Indubbiamente il privato razionalizza. Ma poi persegue le sue – assolutamente legittime – finalità. Innanzitutto l’aumento del fatturato. Il che fa dubitare sul fatto che la privatizzazione possa comportare un utilizzo oculato della risorsa, rivolto alle generazioni future.

"Una privatizzazione deve essere operata correttamente – risponde Giovannini - In particolare l’ente pubblico deve stipulare convenzioni, con cui si stabiliscono le tariffe, e le modalità di gestione. Certo, poi queste convenzioni bisogna saperle farle rispettare..."

"L’esperienza insegna che questa è utopia – ribattono Fait e Casagranda di Lilliput – Abbiamo visto in tanti paesi come le multinazionali non siano controllabili, come la politica dell’acqua poi la impostino loro e il pubblico la subisca. Ma anche noi, in Trentino, se a suo tempo non siamo nemmeno riusciti a imporre all’Enel i rilasci minimi dell’acqua dalle centrali! E abbiamo lasciato che la fauna ittica morisse, perché l’azienda non voleva privarsi di una parte infinitesima dell’acqua dei bacini! (vedi Toh, l'acqua) Non raccontiamoci favole sulle capacità di condizionare una multinazionale."

Le multinazionali, appunto. E Trentino Servizi? E Air, Anea ecc? Che fine faranno quando si arriverà alla gara, e concorreranno le varie Vivendi Environment, Suez, RWE, Thames Water, ACEA, Aguas de Barcelona?

"Speriamo che l’affido diretto possa continuare per un periodo transitorio sufficientemente lungo – ci dice Giovannini – Così nel frattempo potremo unirci, rafforzarci; e poi competere ad armi pari."

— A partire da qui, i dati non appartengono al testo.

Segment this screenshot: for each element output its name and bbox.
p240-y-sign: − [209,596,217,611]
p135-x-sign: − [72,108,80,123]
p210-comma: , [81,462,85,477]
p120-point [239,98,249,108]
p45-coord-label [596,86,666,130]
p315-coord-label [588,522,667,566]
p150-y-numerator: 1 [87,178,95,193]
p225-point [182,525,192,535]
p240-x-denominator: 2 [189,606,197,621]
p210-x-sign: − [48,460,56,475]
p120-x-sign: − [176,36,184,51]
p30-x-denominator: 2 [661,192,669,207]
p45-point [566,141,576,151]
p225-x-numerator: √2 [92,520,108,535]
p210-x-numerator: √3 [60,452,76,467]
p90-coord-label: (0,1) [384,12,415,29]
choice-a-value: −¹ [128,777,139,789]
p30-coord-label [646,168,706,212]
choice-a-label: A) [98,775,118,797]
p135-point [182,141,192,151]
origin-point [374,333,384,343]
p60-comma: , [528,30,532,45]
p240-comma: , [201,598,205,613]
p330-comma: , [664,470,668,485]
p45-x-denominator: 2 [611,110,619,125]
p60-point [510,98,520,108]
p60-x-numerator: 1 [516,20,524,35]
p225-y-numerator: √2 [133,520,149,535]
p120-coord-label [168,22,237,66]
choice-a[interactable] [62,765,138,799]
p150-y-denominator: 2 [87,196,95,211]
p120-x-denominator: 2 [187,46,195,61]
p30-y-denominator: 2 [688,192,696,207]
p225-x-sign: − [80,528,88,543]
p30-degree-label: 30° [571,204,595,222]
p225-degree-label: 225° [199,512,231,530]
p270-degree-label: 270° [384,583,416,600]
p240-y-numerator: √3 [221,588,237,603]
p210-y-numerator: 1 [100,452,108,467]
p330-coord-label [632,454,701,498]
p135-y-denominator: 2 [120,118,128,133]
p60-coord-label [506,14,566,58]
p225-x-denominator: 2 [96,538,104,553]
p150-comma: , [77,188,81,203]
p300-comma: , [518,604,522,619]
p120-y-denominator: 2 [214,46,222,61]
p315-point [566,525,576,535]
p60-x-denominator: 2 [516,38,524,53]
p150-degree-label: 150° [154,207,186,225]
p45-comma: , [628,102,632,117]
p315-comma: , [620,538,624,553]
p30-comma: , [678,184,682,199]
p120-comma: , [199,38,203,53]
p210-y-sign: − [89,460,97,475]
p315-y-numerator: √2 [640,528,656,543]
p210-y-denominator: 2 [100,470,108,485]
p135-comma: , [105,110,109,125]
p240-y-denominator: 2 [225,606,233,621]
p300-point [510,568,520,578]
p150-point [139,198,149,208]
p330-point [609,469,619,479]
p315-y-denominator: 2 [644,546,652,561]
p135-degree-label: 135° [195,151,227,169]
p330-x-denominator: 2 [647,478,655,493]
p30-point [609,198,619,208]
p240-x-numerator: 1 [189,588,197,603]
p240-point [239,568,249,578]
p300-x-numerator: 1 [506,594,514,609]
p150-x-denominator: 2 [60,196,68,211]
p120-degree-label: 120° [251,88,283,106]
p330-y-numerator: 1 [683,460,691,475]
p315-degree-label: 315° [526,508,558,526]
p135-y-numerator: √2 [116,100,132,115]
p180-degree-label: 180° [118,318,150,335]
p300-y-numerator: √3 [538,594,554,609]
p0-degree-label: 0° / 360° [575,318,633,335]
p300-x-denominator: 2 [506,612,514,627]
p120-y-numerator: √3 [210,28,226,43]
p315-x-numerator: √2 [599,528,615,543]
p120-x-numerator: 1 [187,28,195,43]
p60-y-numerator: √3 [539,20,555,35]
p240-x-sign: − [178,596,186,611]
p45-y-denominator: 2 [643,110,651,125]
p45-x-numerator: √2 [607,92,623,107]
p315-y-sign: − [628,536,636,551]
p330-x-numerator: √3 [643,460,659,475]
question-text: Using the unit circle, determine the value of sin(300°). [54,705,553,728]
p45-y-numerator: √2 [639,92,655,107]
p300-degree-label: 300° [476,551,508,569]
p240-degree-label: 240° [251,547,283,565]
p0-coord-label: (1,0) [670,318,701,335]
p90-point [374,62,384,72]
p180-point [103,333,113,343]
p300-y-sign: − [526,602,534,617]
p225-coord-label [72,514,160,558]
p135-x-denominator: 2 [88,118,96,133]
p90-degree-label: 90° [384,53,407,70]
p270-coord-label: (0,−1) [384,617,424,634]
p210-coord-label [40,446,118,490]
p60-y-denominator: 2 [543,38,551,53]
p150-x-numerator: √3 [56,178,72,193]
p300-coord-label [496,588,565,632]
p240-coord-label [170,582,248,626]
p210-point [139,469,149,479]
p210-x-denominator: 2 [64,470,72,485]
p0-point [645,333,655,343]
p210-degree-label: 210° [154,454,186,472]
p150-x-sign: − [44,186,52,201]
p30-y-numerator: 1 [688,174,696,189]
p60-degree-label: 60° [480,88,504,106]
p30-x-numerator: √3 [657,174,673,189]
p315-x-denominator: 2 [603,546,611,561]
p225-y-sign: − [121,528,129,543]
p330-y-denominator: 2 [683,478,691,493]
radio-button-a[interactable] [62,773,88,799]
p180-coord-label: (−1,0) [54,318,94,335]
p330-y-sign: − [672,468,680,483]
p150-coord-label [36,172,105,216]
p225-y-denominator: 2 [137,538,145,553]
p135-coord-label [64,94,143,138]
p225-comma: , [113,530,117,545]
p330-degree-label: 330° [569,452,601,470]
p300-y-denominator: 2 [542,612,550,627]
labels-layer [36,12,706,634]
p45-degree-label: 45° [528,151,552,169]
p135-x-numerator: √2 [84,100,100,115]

Gli esponenti di Lilliput vedono anche un altro aspetto: "Non dimentichiamo che in Trentino Servizi c’è la presenza, sempre più decisiva, di ASM di Brescia. La quale sta a sua volta allargandosi a dismisura, dopo l’ingresso di Hopa, la finanziaria presieduta da Emilio Gnutti, l’alleanza con la spagnola Entesa, e l’apertura di nuove attività all’estero. ASM sta cercando di diventare essa stessa una multinazionale. E in questo suo percorso segue modalità, tenta di imporre decisioni molto discutibili: come sulla questione rifiuti/inceneritore (vedi Chi vuole imporci l'inceneritore). Non vorremmo ritrovarcele sulla questione acqua."